Barrett later moved onto the Cork under-21 team where he enjoyed some further success. He won a Munster title in this grade in 1970, before later lining out in the All-Ireland final. A convincing 2–11 to 0–9 defeat of Fermanagh gave Barrett an All-Ireland winners' medal in the under-21 grade.

By the late 1960s Barrett had joined the Cork senior team, however, they had to play second fiddle to Kerry. In 1971 Cork were back. A 0–25 to 0-14 trouncing of back-to-back All-Ireland champions Kerry gave Barrett a Munster winners' medal. Cork, however, were later defeated by eventual champions Offaly in the All-Ireland semi-final.

Two years later Barrett secured his second Munster winners' medal. The 5–12 to 1–15 defeat of arch-rivals Kerry showed the traditional football powers that Cork were coming. The subsequent All-Ireland final pitted Cork against Galway. Teenager Jimmy Barry-Murphy scored the first of his two goals after just two minutes before scored a third for Cork after switching to left wing-forward. At full-time Cork were the champions by 3–17 to 2–13. This victory gave Barrett an All-Ireland winners' medal.

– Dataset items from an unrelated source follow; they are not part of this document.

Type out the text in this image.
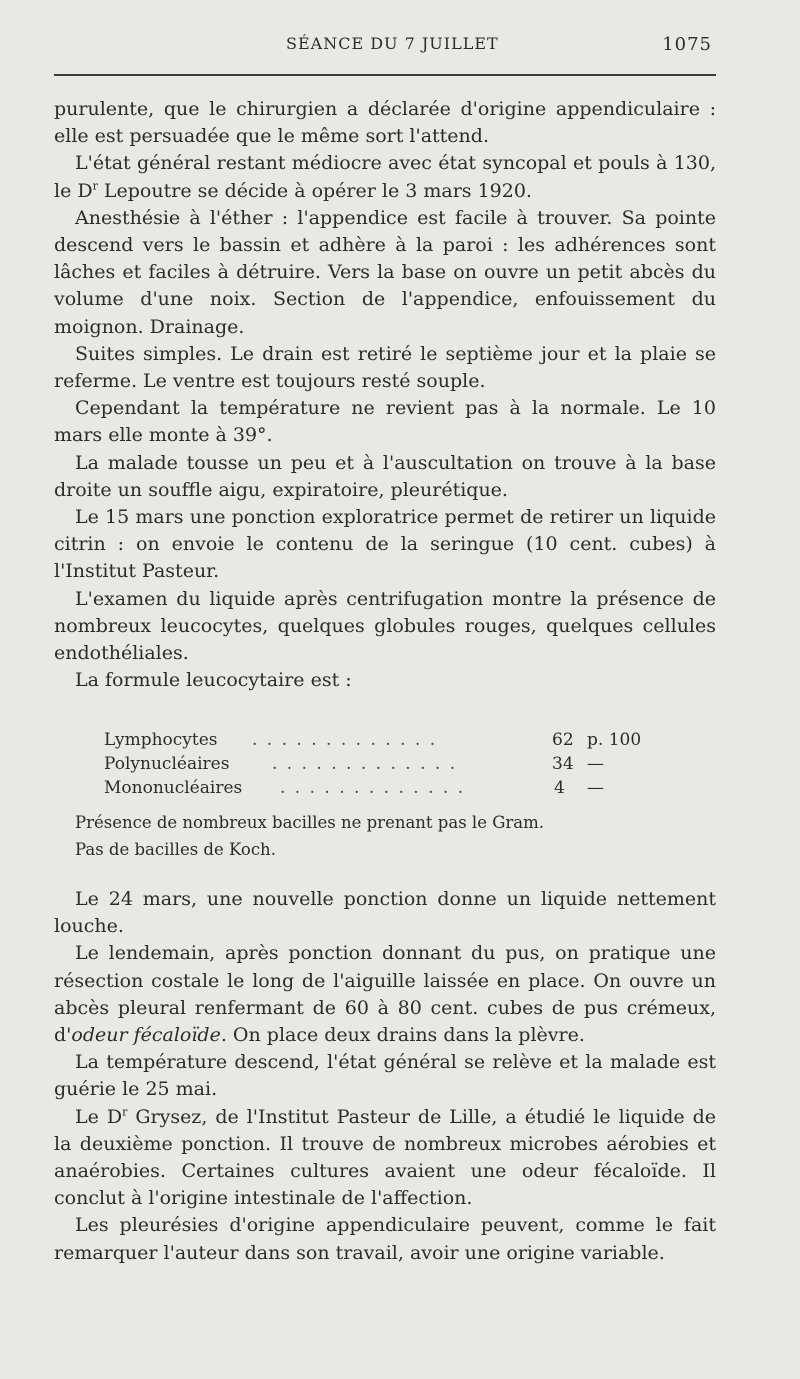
SÉANCE DU 7 JUILLET	1075

purulente, que le chirurgien a déclarée d'origine appendiculaire : elle est persuadée que le même sort l'attend.

L'état général restant médiocre avec état syncopal et pouls à 130, le $D^r$ Lepoutre se décide à opérer le 3 mars 1920.

Anesthésie à l'éther : l'appendice est facile à trouver. Sa pointe descend vers le bassin et adhère à la paroi : les adhérences sont lâches et faciles à détruire. Vers la base on ouvre un petit abcès du volume d'une noix. Section de l'appendice, enfouissement du moignon. Drainage.

Suites simples. Le drain est retiré le septième jour et la plaie se referme. Le ventre est toujours resté souple.

Cependant la température ne revient pas à la normale. Le 10 mars elle monte à 39°.

La malade tousse un peu et à l'auscultation on trouve à la base droite un souffle aigu, expiratoire, pleurétique.

Le 15 mars une ponction exploratrice permet de retirer un liquide citrin : on envoie le contenu de la seringue (10 cent. cubes) à l'Institut Pasteur.

L'examen du liquide après centrifugation montre la présence de nombreux leucocytes, quelques globules rouges, quelques cellules endothéliales.

La formule leucocytaire est :

Lymphocytes . . . . . . . . . . . . .	62 p. 100
Polynucléaires	. . . . . . . . . . . . .	34 —
Mononucléaires . . . . . . . . . . . . .	4 —

Présence de nombreux bacilles ne prenant pas le Gram.

Pas de bacilles de Koch.

Le 24 mars, une nouvelle ponction donne un liquide nettement louche.

Le lendemain, après ponction donnant du pus, on pratique une résection costale le long de l'aiguille laissée en place. On ouvre un abcès pleural renfermant de 60 à 80 cent. cubes de pus crémeux, d'odeur fécaloïde. On place deux drains dans la plèvre.

La température descend, l'état général se relève et la malade est guérie le 25 mai.

Le $D^r$ Grysez, de l'Institut Pasteur de Lille, a étudié le liquide de la deuxième ponction. Il trouve de nombreux microbes aérobies et anaérobies. Certaines cultures avaient une odeur fécaloïde. Il conclut à l'origine intestinale de l'affection.

Les pleurésies d'origine appendiculaire peuvent, comme le fait remarquer l'auteur dans son travail, avoir une origine variable.
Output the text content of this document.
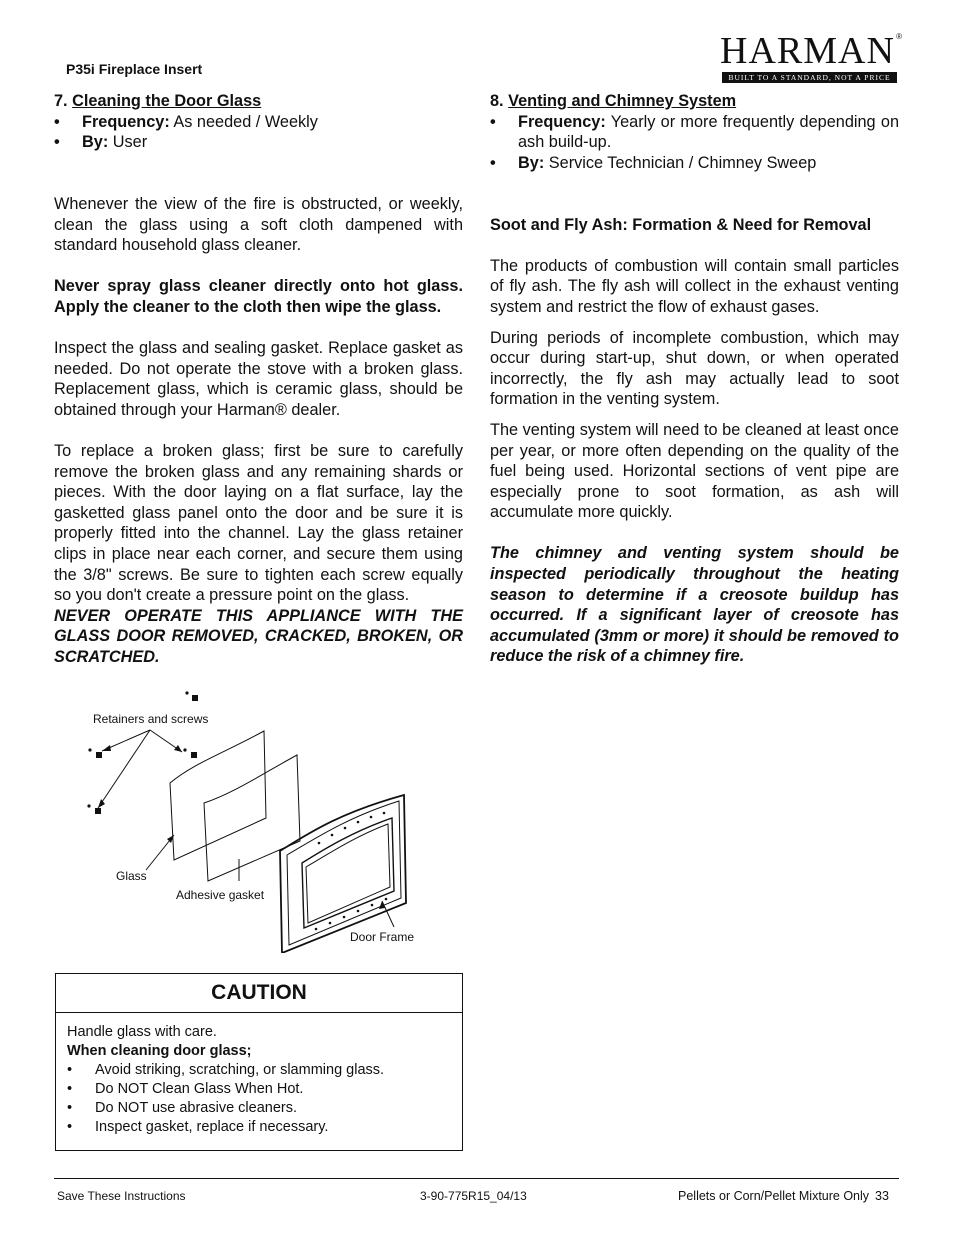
P35i Fireplace Insert	HARMAN ®
BUILT TO A STANDARD, NOT A PRICE

7. Cleaning the Door Glass

• Frequency: As needed / Weekly

• By: User

Whenever the view of the fire is obstructed, or weekly, clean the glass using a soft cloth dampened with standard household glass cleaner.

Never spray glass cleaner directly onto hot glass. Apply the cleaner to the cloth then wipe the glass.

Inspect the glass and sealing gasket. Replace gasket as needed. Do not operate the stove with a broken glass. Replacement glass, which is ceramic glass, should be obtained through your Harman® dealer.

To replace a broken glass; first be sure to carefully remove the broken glass and any remaining shards or pieces. With the door laying on a flat surface, lay the gasketted glass panel onto the door and be sure it is properly fitted into the channel. Lay the glass retainer clips in place near each corner, and secure them using the 3/8" screws. Be sure to tighten each screw equally so you don't create a pressure point on the glass.

NEVER OPERATE THIS APPLIANCE WITH THE GLASS DOOR REMOVED, CRACKED, BROKEN, OR SCRATCHED.

Retainers and screws
Glass
Adhesive gasket
Door Frame
CAUTION
Handle glass with care.
When cleaning door glass;
• Avoid striking, scratching, or slamming glass.
• Do NOT Clean Glass When Hot.
• Do NOT use abrasive cleaners.
• Inspect gasket, replace if necessary.

8. Venting and Chimney System

• Frequency: Yearly or more frequently depending on ash build-up.

• By: Service Technician / Chimney Sweep

Soot and Fly Ash: Formation & Need for Removal

The products of combustion will contain small particles of fly ash. The fly ash will collect in the exhaust venting system and restrict the flow of exhaust gases.

During periods of incomplete combustion, which may occur during start-up, shut down, or when operated incorrectly, the fly ash may actually lead to soot formation in the venting system.

The venting system will need to be cleaned at least once per year, or more often depending on the quality of the fuel being used. Horizontal sections of vent pipe are especially prone to soot formation, as ash will accumulate more quickly.

The chimney and venting system should be inspected periodically throughout the heating season to determine if a creosote buildup has occurred. If a significant layer of creosote has accumulated (3mm or more) it should be removed to reduce the risk of a chimney fire.

Save These Instructions	3-90-775R15_04/13	Pellets or Corn/Pellet Mixture Only 33
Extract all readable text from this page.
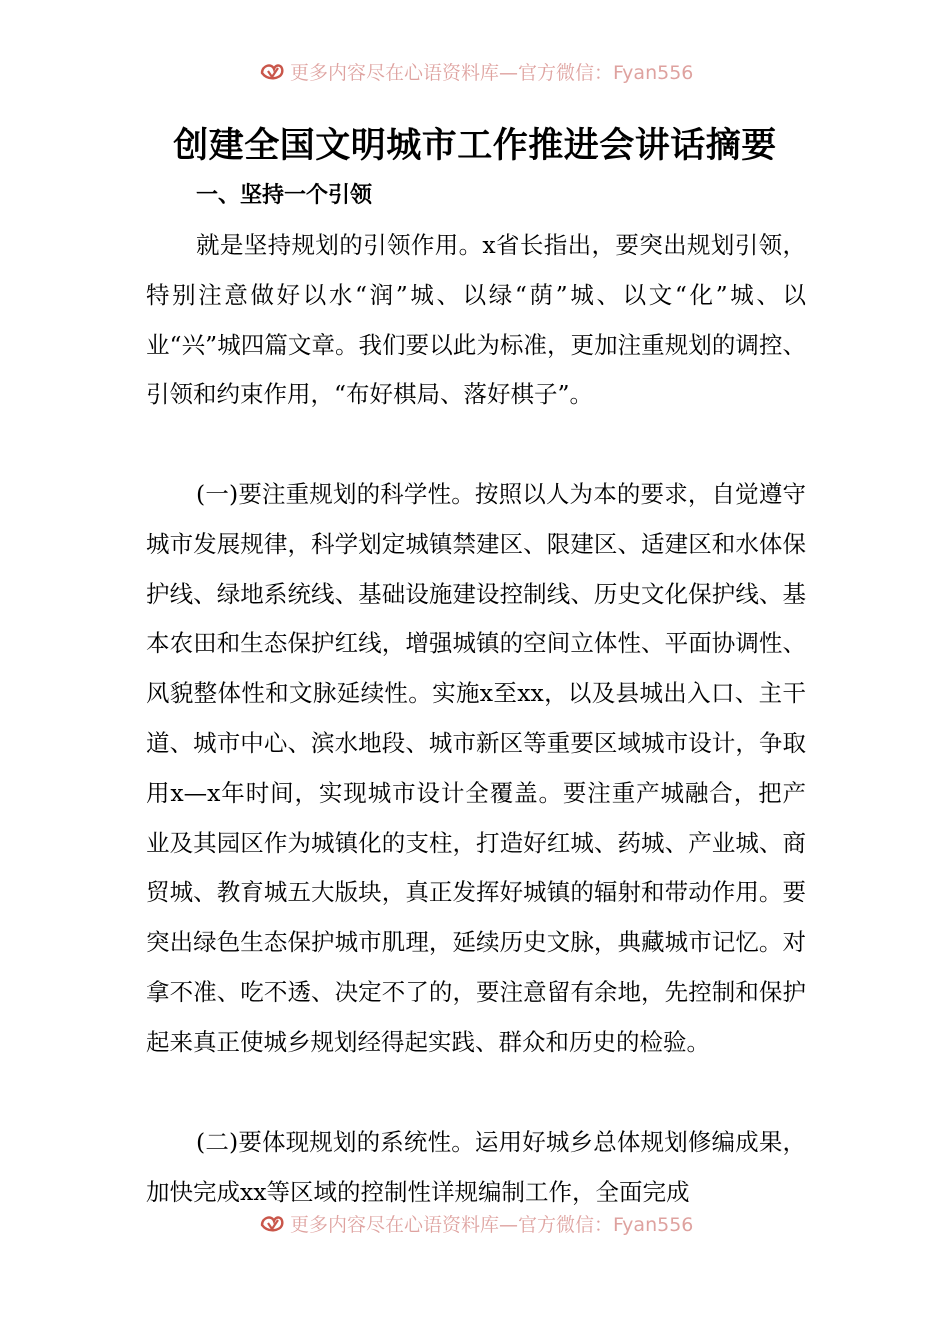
更多内容尽在心语资料库—官方微信：Fyan556
创建全国文明城市工作推进会讲话摘要
一、坚持一个引领

就是坚持规划的引领作用。x省长指出，要突出规划引领，特别注意做好以水“润”城、以绿“荫”城、以文“化”城、以业“兴”城四篇文章。我们要以此为标准，更加注重规划的调控、引领和约束作用，“布好棋局、落好棋子”。

(一)要注重规划的科学性。按照以人为本的要求，自觉遵守城市发展规律，科学划定城镇禁建区、限建区、适建区和水体保护线、绿地系统线、基础设施建设控制线、历史文化保护线、基本农田和生态保护红线，增强城镇的空间立体性、平面协调性、风貌整体性和文脉延续性。实施x至xx，以及县城出入口、主干道、城市中心、滨水地段、城市新区等重要区域城市设计，争取用x—x年时间，实现城市设计全覆盖。要注重产城融合，把产业及其园区作为城镇化的支柱，打造好红城、药城、产业城、商贸城、教育城五大版块，真正发挥好城镇的辐射和带动作用。要突出绿色生态保护城市肌理，延续历史文脉，典藏城市记忆。对拿不准、吃不透、决定不了的，要注意留有余地，先控制和保护起来真正使城乡规划经得起实践、群众和历史的检验。

(二)要体现规划的系统性。运用好城乡总体规划修编成果，加快完成xx等区域的控制性详规编制工作，全面完成

更多内容尽在心语资料库—官方微信：Fyan556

Cork continued their provincial dominance in 1974. A 1–11 to 0–7 defeat of Kerry gave Barrett a third Munster winners' medal. This victory resulted in Cork being installed as the favourites to retain their All-Ireland title. An air of overconfidence crept into the side as Barrett's side were defeated by eventual champions Dublin in the All-Ireland semi-final.

===Inter-provincial===
Barrett also lined out with Munster in the inter-provincial football competition. He first played with his province in 1970, however, success was slow in coming. Barrett was dropped from the team completely in 1971, however, he was back in 1972. That year Munster defeated Leinster in a replay, giving him a Railway Cup winners' medal. Three years later in 1975 Barrett captured a second Railway Cup title following a high-scoring victory over Ulster.

==Honours==

===Nemo Rangers===
- All-Ireland Senior Club Football Championship:
  - Winner (2): 1973, 1979
  - Runner-up (1): 1975
- Munster Senior Club Football Championship:
  - Winner (4): 1972, 1974, 1975, 1978
  - Runner-up (1): 1977
- Cork Senior Football Championship:
  - Winner (5): 1972, 1974, 1975, 1977, 1978
  - Runner-up (1): 1970

===Cork===
- All-Ireland Senior Football Championship:
  - Winner (1): 1973
- Munster Senior Football Championship:
  - Winner (3): 1971, 1973, 1974
  - Runner-up (3): 1969, 1970, 1972

==Sources==
- Corry, Eoghan, The GAA Book of Lists (Hodder Headline Ireland, 2005).
- Cronin, Jim, A Rebel Hundred: Cork's 100 All-Ireland Titles.
- Donegan, Des, The Complete Handbook of Gaelic Games (DBA Publications Limited, 2005).